Life for the star child is all about winning the “Oscar” for being outstanding, for being the best. Excellence is a virtue to strive for but the star child feels he or she is only lovable when they are the best version of themselves in any given moment and not for being the authentic self. As adults, star children feel they have to be the model partner, best parent, or most outstanding in their career.
THE HAPPY CHILD
The happy child is convinced they are more lovable when they are happy. He or she is always cheerful and positive, always “A-OK”, never angry, never sad, never worried. As an adult, the happy child is still worried that her emotions—other than happiness—will drive others away.
THE MELANCHOLY CHILD
This child is exactly the opposite of the happy child. He or she believes they are loved more when they are unhappy. Melancholy, crying, and withdrawing gets him or her the attention we all need. As an adult, the melancholic person is still afraid to be happy, fearing they won’t get any attention.
THE INDEPENDENT CHILD
The independent child puts on an act of strength and bravery. He or she believes “If I am independent, I don’t need anybody else and cannot be hurt or disappointed”. Being fiercely independent as an adult prevents us from true intimacy and closeness. Only if we open up to the fact that we all depend on others, can we experience letting ourselves be loved and cared for.
THE REBEL CHILD
The rebel or difficult child believes they are unlovable anyways and cannot win. They are a typical example that negative attention still feels better than no attention. At least we don’t feel invisible. That attitude causes life-long problems in all areas. In relationships, the rebel attracts drama, fights, tragedy as that is how they see themselves.

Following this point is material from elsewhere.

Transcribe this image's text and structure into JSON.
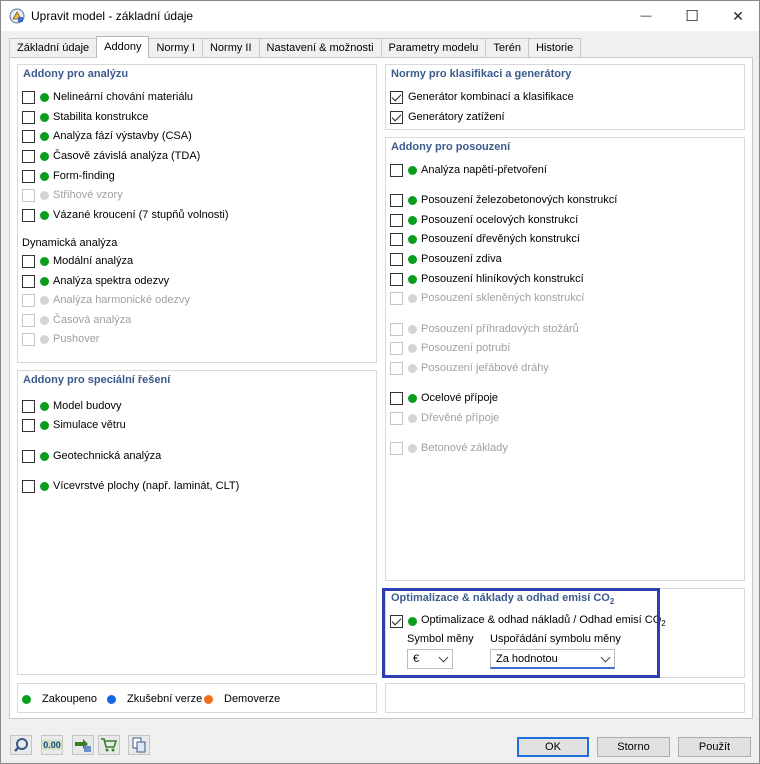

The rebel might in some cases become the black sheep of the family who carries everybody’s shadow.
THE GENIUS CHILD
Being competent and brilliant at something is the genius child’s way to love and attention. Similar to the star child, only the highest achievement, often of academic nature, will do. The genius believes they are loved for their brilliance not for who they truly are.
THE PEACEFUL CHILD
This child does whatever he or she can to keep the peace and to not rock the boat. Striving for harmony and oneness in relationships is great but the peaceful child will grow up to be an adult who leaves their own needs completely out of the equation just to preserve a resemblance of union.
Have you recognized yourself in one or more of these roles?
What about your own children?
As we are learning to love ourselves more and more and to love our children truly unconditional, we all need to be less and less of an actor and can become more whole, more authentic, more true to our essential nature.